Similar to the plot generated using benefits, this plot too provides information about the salary ranges for different job titles. Each job title is represented by a data point on the plot, with the x-axis indicating the salary range and the y-axis indicating the job title.

The dumbell plots generated using salary ranges extracted from benefits and description provide a holistic overview of the salaries given by the employers.

# Limitations

It can be said that this dataset isn't perfect after all. I have given my best effort to provide as much meaningful information out of this data but this dataset certainly has some anomalies.

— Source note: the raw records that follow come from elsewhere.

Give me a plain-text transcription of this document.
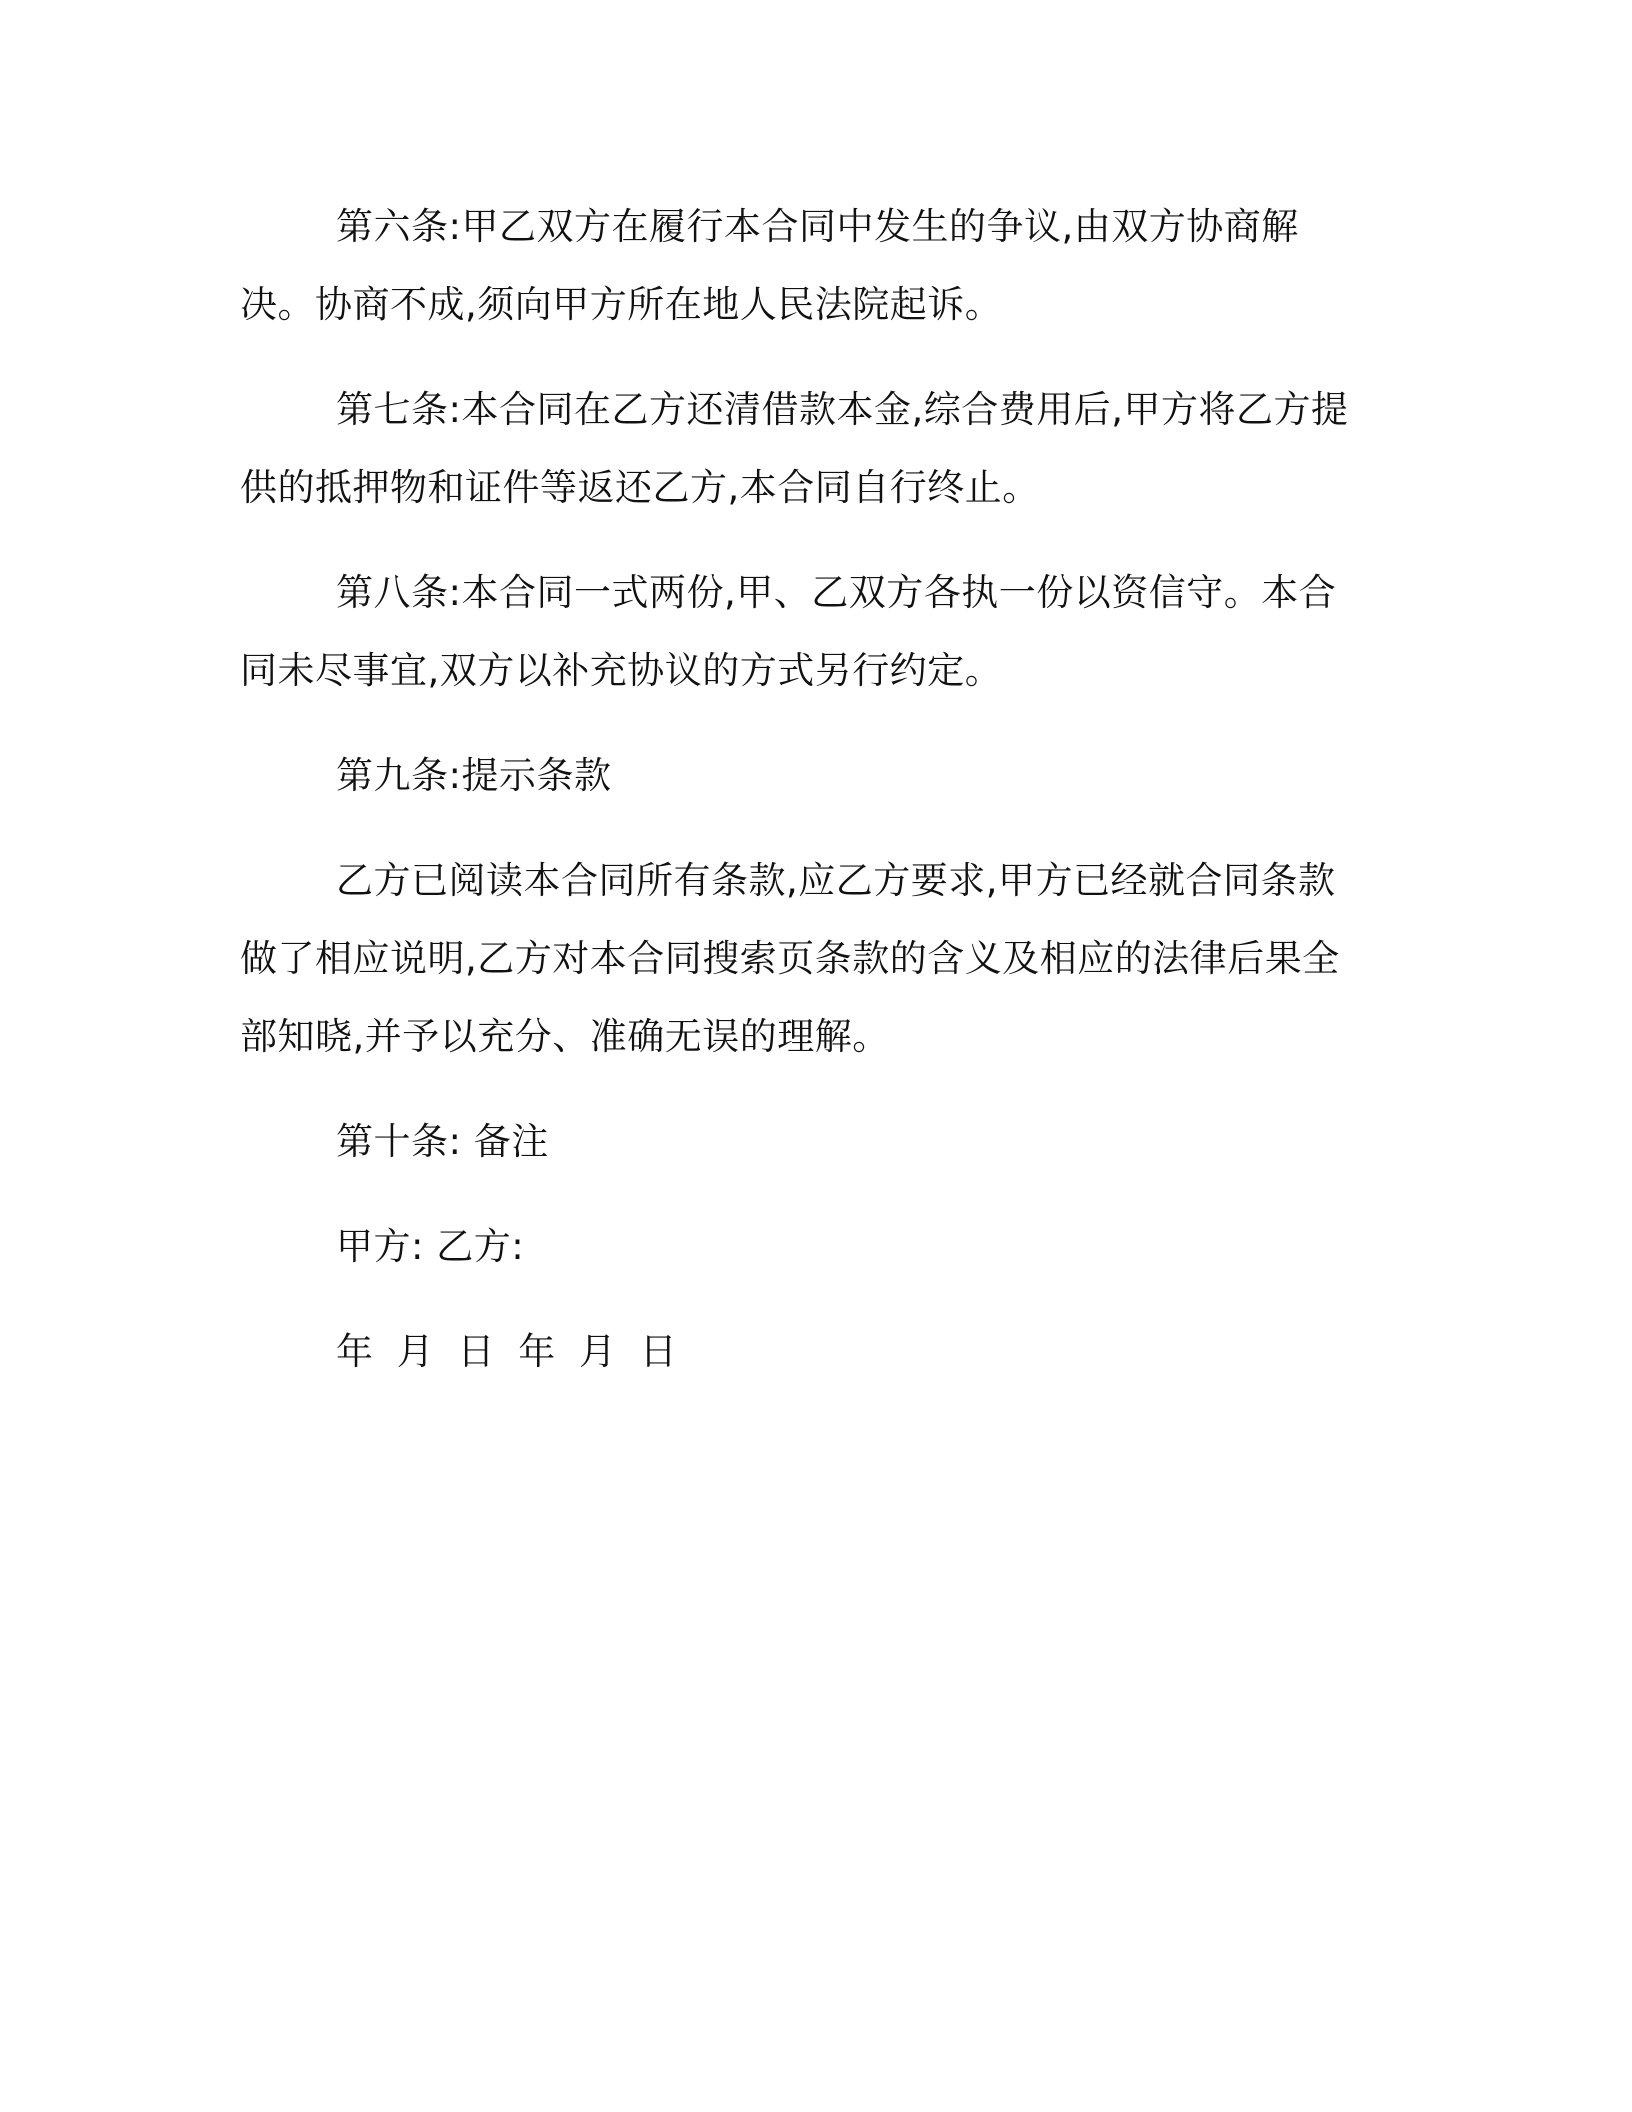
第六条:甲乙双方在履行本合同中发生的争议,由双方协商解决。协商不成,须向甲方所在地人民法院起诉。

第七条:本合同在乙方还清借款本金,综合费用后,甲方将乙方提供的抵押物和证件等返还乙方,本合同自行终止。

第八条:本合同一式两份,甲、乙双方各执一份以资信守。本合同未尽事宜,双方以补充协议的方式另行约定。

第九条:提示条款

乙方已阅读本合同所有条款,应乙方要求,甲方已经就合同条款做了相应说明,乙方对本合同搜索页条款的含义及相应的法律后果全部知晓,并予以充分、准确无误的理解。

第十条: 备注

甲方: 乙方:

年 月 日 年 月 日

One can see that the plotly visuals for salaries extracted from benefits and description might show different job titles which may not be present in the other plot or vice-versa. If that is the case, then it can only mean one thing: The salary was either provided in benefits or description.

# Conclusions

Based on the insightful findings of this project, it has become evident that aspiring Data Scientists can significantly enhance their future career prospects by focusing on job opportunities in the DMV, California, Texas, and Illinois areas. These regions boast a higher concentration of relevant job postings, presenting a wealth of potential for professional growth and advancement.

Moreover, the analysis has shed light on the paramount importance of comprehensive job postings. Companies that provide detailed information regarding salary descriptions, benefits, qualifications, and requirements not only demonstrate transparency but also exhibit consideration for potential candidates. Such companies are more likely to attract top talent and are therefore highly desirable employment options.

By delving deep into the employment landscape of Data Science jobs across the USA, this project has armed me with invaluable knowledge that will guide my decision-making and shape my future career trajectory. I sincerely hope that you, too, have derived considerable benefit from this analysis, gaining a profound understanding of the intricacies and dynamics of the Data Science job market.